James Keats opened his eyes and sat up in bed. He turned to his right, looked out his window, and saw that the sun had risen, yet the summer sky was blotted out by low-hanging gray clouds hovering like a dull blanket just above the skyline of the city. He turned to his left and saw his wife Katherine, still fast asleep. She wouldn’t awaken for another hour, just after he would’ve already left for work. She could’ve set herself to wake up with him. This was her plan—deafening silence. He wondered when his punishment would end, but part of him knew it never would. Their love was over.
James turned from her and sighed as he lifted the heated blanket from his legs and stepped out onto the heated carpet of his bedroom. Just a few short steps away were his bathroom and the promise of his morning shower. He opened his mind’s eye and selected a soft spray at a comfortable forty-five degrees Celsius. When he stepped into the shower, the spray hit him from four directions, and he relaxed against the kneading fingers of the water.

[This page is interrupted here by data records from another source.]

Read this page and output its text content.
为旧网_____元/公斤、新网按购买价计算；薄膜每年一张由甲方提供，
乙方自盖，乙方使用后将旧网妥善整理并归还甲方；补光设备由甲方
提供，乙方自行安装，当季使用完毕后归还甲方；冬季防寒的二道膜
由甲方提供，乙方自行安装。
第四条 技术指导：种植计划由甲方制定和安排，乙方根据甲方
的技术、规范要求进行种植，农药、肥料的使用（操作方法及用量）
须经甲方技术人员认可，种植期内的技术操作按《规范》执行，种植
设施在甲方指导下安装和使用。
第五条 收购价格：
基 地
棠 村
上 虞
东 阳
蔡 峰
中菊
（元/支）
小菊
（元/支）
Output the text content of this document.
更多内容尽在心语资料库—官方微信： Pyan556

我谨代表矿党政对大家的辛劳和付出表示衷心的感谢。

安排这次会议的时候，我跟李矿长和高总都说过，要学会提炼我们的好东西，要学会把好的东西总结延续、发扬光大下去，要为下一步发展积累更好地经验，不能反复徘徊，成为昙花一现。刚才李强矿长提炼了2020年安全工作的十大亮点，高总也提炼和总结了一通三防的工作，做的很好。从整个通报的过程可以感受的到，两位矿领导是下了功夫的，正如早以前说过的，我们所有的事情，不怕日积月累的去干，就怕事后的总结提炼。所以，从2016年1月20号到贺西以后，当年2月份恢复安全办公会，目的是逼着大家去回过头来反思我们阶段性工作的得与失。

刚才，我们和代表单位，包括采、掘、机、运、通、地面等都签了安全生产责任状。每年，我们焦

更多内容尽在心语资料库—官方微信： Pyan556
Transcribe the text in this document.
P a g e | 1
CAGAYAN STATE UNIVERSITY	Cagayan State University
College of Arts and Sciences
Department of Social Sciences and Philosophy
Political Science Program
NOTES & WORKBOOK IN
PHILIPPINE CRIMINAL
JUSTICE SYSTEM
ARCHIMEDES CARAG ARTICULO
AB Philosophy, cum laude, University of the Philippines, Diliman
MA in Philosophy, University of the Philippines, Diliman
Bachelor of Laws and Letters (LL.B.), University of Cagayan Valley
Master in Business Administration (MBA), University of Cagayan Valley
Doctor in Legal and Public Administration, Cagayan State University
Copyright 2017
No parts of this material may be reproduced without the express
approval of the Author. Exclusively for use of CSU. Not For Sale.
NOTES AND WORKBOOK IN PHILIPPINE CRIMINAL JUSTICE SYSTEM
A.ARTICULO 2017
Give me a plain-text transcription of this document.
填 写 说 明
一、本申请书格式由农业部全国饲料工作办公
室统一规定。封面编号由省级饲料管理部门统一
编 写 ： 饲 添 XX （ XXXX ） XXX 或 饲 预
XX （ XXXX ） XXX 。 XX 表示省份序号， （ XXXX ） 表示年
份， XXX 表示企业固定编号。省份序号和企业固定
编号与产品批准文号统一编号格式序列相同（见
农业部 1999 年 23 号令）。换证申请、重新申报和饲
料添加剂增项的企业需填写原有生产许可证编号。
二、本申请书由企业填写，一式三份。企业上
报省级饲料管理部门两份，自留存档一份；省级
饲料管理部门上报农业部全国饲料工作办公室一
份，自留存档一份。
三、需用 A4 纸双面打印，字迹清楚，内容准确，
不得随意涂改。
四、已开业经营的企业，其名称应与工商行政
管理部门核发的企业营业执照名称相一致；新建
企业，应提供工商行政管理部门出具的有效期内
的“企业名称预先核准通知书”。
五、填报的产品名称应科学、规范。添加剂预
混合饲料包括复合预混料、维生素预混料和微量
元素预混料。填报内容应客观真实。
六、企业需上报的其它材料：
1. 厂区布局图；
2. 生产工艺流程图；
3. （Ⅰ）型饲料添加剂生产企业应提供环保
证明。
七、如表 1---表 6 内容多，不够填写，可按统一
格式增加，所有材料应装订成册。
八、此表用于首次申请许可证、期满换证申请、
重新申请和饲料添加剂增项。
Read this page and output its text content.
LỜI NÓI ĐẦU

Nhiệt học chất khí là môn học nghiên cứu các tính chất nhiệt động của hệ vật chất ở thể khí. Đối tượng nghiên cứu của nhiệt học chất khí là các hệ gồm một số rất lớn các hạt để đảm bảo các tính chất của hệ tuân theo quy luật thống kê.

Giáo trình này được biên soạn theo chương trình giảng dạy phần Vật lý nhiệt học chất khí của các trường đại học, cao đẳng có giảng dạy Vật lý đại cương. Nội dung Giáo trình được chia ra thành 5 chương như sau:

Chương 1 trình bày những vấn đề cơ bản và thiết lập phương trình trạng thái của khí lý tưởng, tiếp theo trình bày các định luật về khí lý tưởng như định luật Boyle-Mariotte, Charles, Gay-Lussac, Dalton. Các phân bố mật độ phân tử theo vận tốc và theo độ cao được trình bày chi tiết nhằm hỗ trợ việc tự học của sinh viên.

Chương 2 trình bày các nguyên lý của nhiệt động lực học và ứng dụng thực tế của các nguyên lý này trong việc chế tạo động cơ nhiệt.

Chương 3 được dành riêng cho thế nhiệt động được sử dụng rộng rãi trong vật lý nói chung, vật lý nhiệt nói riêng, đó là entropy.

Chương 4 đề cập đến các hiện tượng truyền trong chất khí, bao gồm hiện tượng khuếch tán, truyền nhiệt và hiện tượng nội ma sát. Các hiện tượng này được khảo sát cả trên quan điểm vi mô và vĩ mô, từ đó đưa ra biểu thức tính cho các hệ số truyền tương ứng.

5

People in the industrialized world had been enjoying their morning showers for two centuries now, though there were more efficient ways of cleaning oneself; on Mars, James had used a microwave shower that detected foreign substances in a matter of a few seconds and removed them from the body. The process of removing dirt and oil was over just as quickly as it began, but James hated it. The technology had been available for years, but it had never caught on with the general population. A traditional shower was a luxury too valuable to give up. Even if it took a few extra minutes in the morning, the hot water and massaging jets were like an old friend to humanity.